Um lobo-guará (Chrysocyon brachyurus), espécie símbolo do Cerrado, foi capturado na cidade São José dos Campos, interior de São Paulo, na madrugada na última quarta-feira (5), após ter percorrido várias ruas e avenidas centrais do município.
São José dos Campos é uma cidade de grande porte, com pouco mais de 700 mil habitantes, e está localizada no Vale do Paraíba, região de Mata Atlântica. Segundo Rogério Cunha de Paula, biólogo e analista ambiental do Centro Nacional de Pesquisa e Conservação de Mamíferos Carnívoros (Cenap/ICMBio), o avistamento de lobos-guarás nesta região não é raro, devido ao estado de devastação em que o bioma se encontra.
“O lobo não é uma espécie florestal e a Mata Atlântica nunca foi o bioma original dela. Então o lobo ocupa, com algumas exceções, áreas desmatadas com alguma recuperação, áreas florestais que não se recompuseram totalmente e formam capoeiras, áreas campestres. São José dos Campos tem muitas áreas que parecem savânicas”, explica o biólogo.
De fato, a região do Vale do Paraíba, intensamente desmatada para uso de atividades agropecuárias, passou por um intenso processo de urbanização e industrialização entre 1960 e 1980, levando ao abandono de muitas áreas antes usadas para atividades agropastoris. Desde então, a Mata Atlântica na região iniciou um processo espontâneo de regeneração.
O lobo-guará figura na categoria de Vulnerável na Lista de Espécies Ameaçadas do Ministério do Meio Ambiente, embora conste também no catálogo da União Internacional para a Conservação da Natureza (IUCN) como Quase Ameaçada. Números estimados baseados em estudos de algumas áreas de ocorrência contabilizam 24 mil indivíduos sobreviventes em todo o Brasil, sendo cerca de 9 mil em diferentes porções de Mata Atlântica.
Animal sob stress
O lobo-guará capturado em José dos Campos foi flagrado por moradores por volta das 4h30 e capturado pelo Corpo de Bombeiros cerca de uma hora depois, quando o movimento de carros e pessoas já começava a se intensificar. O animal, de porte adulto, não tinha ferimentos.
Segundo Rogério de Paula, na época seca é comum os lobos saírem de seus territórios em busca de alimentos e, ao se depararem com queimadas ou outras pressões antrópicas, se aproximarem cada vez mais das periferias das cidades. De acordo com o analista, a hipótese mais provável é que, ao chegar na região periférica, o animal se perdeu ou foi acuado por cachorros, entrando cada vez mais na zona urbana. “Nas análises que a gente faz no sangue de animais achados nessas condições, a gente vê que o índice dos hormônios do stress são muito grandes”, diz.

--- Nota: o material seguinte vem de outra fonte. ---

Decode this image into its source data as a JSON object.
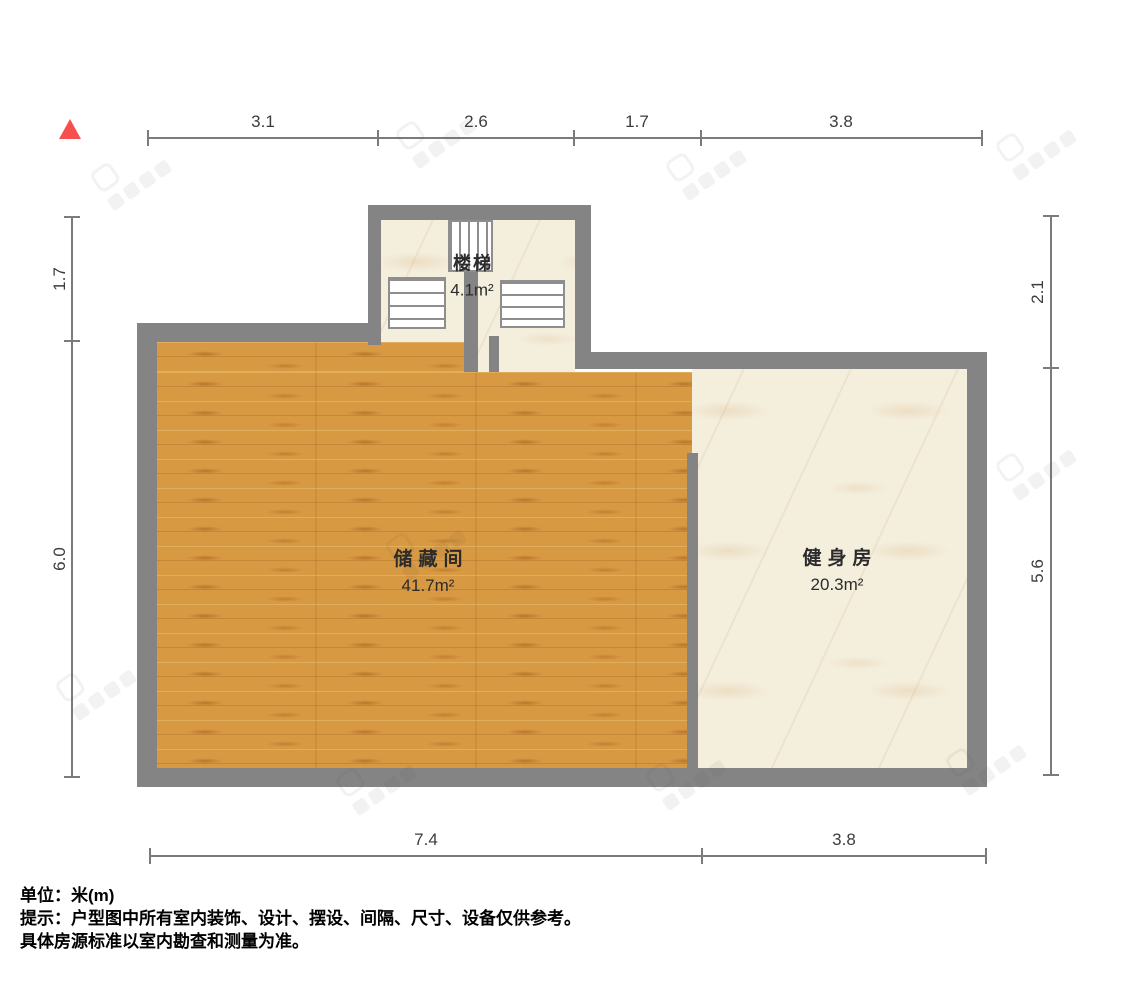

Mas, segundo Rogério de Paula, o problema maior não são nem os riscos que o animal enfrenta em sua visita à cidade, mas o local em que é levado para a soltura.
“Ele vai ser capturado e vai ser levado para uma área totalmente diferente da área que ele vivia, e os lobos têm uma relação muito forte com o ambiente, uma fidelidade espacial, que a gente fala. Ele não é nômade, não fica buscando novas áreas […] daí o ser humano interfere e leva ele pra uma área totalmente diferente, que ele não conhece nada, com outras ameaças, outros cheiros, outras relações com outros indivíduos. Então, essas intervenções que a gente faz é que são o grande problema, mais do que o bicho estar na cidade”, diz.
O caso do animal capturado em solo joseense exemplifica a preocupação do analista do Cenap. O lobo-guará foi solto pela Polícia Ambiental na Serra do Mar, bem longe de sua possível área de ocorrência.